周弥身高不矮,和他并肩,也很能感觉到他个子有多高。
从走廊一路过去,还是沉默着。
进了电梯,他们被沿层进来的人一直挤至角落,谈宴西微微蹙眉,背身朝外。
他似乎很不喜这种拥挤场合,表情已经有些忍耐的不快,周弥下意识伸手,放在他身侧,替他挡了挡旁边挤过来的一个中年男人。
谈宴西垂眸看了一眼,却是就势抓住了她的手臂,往自己跟前一带,转而,变成由他挡住那些无意识的推挤,他轻笑了一声,“不至于这事儿叫你来做。”
周弥说:“也没什么……”
“总算跟我说话了?从你嘴里撬一句话,怎么这么难。”玩笑的语气。
站得太近,比以前的任一一回都甚,周弥抬眼只能看见他的白皙的脖颈,说话时喉结微微滚动,喉结旁边,有一粒淡褐色的小痣。生在这个位置,实在过分有禁欲感。可谈宴西或许压根不是禁欲的人。

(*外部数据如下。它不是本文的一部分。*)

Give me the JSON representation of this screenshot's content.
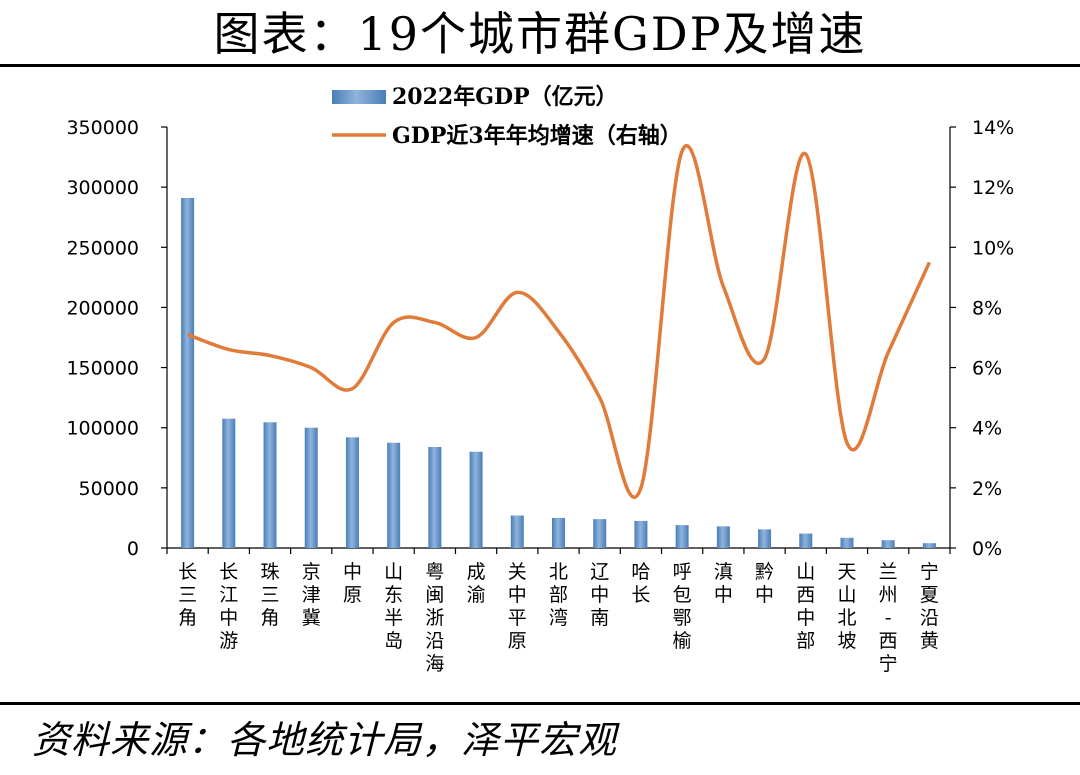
{
  "header": {
    "title": "图表：19个城市群GDP及增速"
  },
  "footer": {
    "source": "资料来源：各地统计局，泽平宏观"
  },
  "colors": {
    "bar": "#4a7db8",
    "bar_light": "#8fb4dc",
    "line": "#e07b39",
    "axis": "#000000"
  },
  "chart_data": {
    "type": "bar",
    "title": "图表：19个城市群GDP及增速",
    "categories": [
      "长三角",
      "长江中游",
      "珠三角",
      "京津冀",
      "中原",
      "山东半岛",
      "粤闽浙沿海",
      "成渝",
      "关中平原",
      "北部湾",
      "辽中南",
      "哈长",
      "呼包鄂榆",
      "滇中",
      "黔中",
      "山西中部",
      "天山北坡",
      "兰州-西宁",
      "宁夏沿黄"
    ],
    "series": [
      {
        "name": "2022年GDP（亿元）",
        "type": "bar",
        "axis": "left",
        "values": [
          291000,
          107500,
          104500,
          100000,
          92000,
          87500,
          84000,
          80000,
          27000,
          25000,
          24000,
          22500,
          19000,
          18000,
          15500,
          12000,
          8500,
          6500,
          4000
        ]
      },
      {
        "name": "GDP近3年年均增速（右轴）",
        "type": "line",
        "axis": "right",
        "values": [
          7.1,
          6.6,
          6.4,
          6.0,
          5.3,
          7.5,
          7.5,
          7.0,
          8.5,
          7.2,
          5.0,
          2.0,
          13.2,
          8.7,
          6.3,
          13.1,
          3.5,
          6.5,
          9.5
        ]
      }
    ],
    "y_left": {
      "min": 0,
      "max": 350000,
      "step": 50000,
      "tick_labels": [
        "0",
        "50000",
        "100000",
        "150000",
        "200000",
        "250000",
        "300000",
        "350000"
      ]
    },
    "y_right": {
      "min": 0,
      "max": 14,
      "step": 2,
      "tick_labels": [
        "0%",
        "2%",
        "4%",
        "6%",
        "8%",
        "10%",
        "12%",
        "14%"
      ]
    },
    "legend": {
      "position": "top-left"
    },
    "grid": false
  }
}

她只好目光去数他毛衣上的条纹,声音倒是平静的,莫若说是一贯的冷清:“久了你就知道,我就是很无趣的一个人。”
谈宴西笑着重复她这句话的头两个字:“久了……”
周弥屏了一下呼吸。
这趟电梯,终于到达一楼。
他们最后两个走出电梯,谈宴西说:“送我到停车场?”
周弥还是没说“好”,但脚步没停。
从住院部到停车场,要经过一条两侧栽种梧桐树的步道。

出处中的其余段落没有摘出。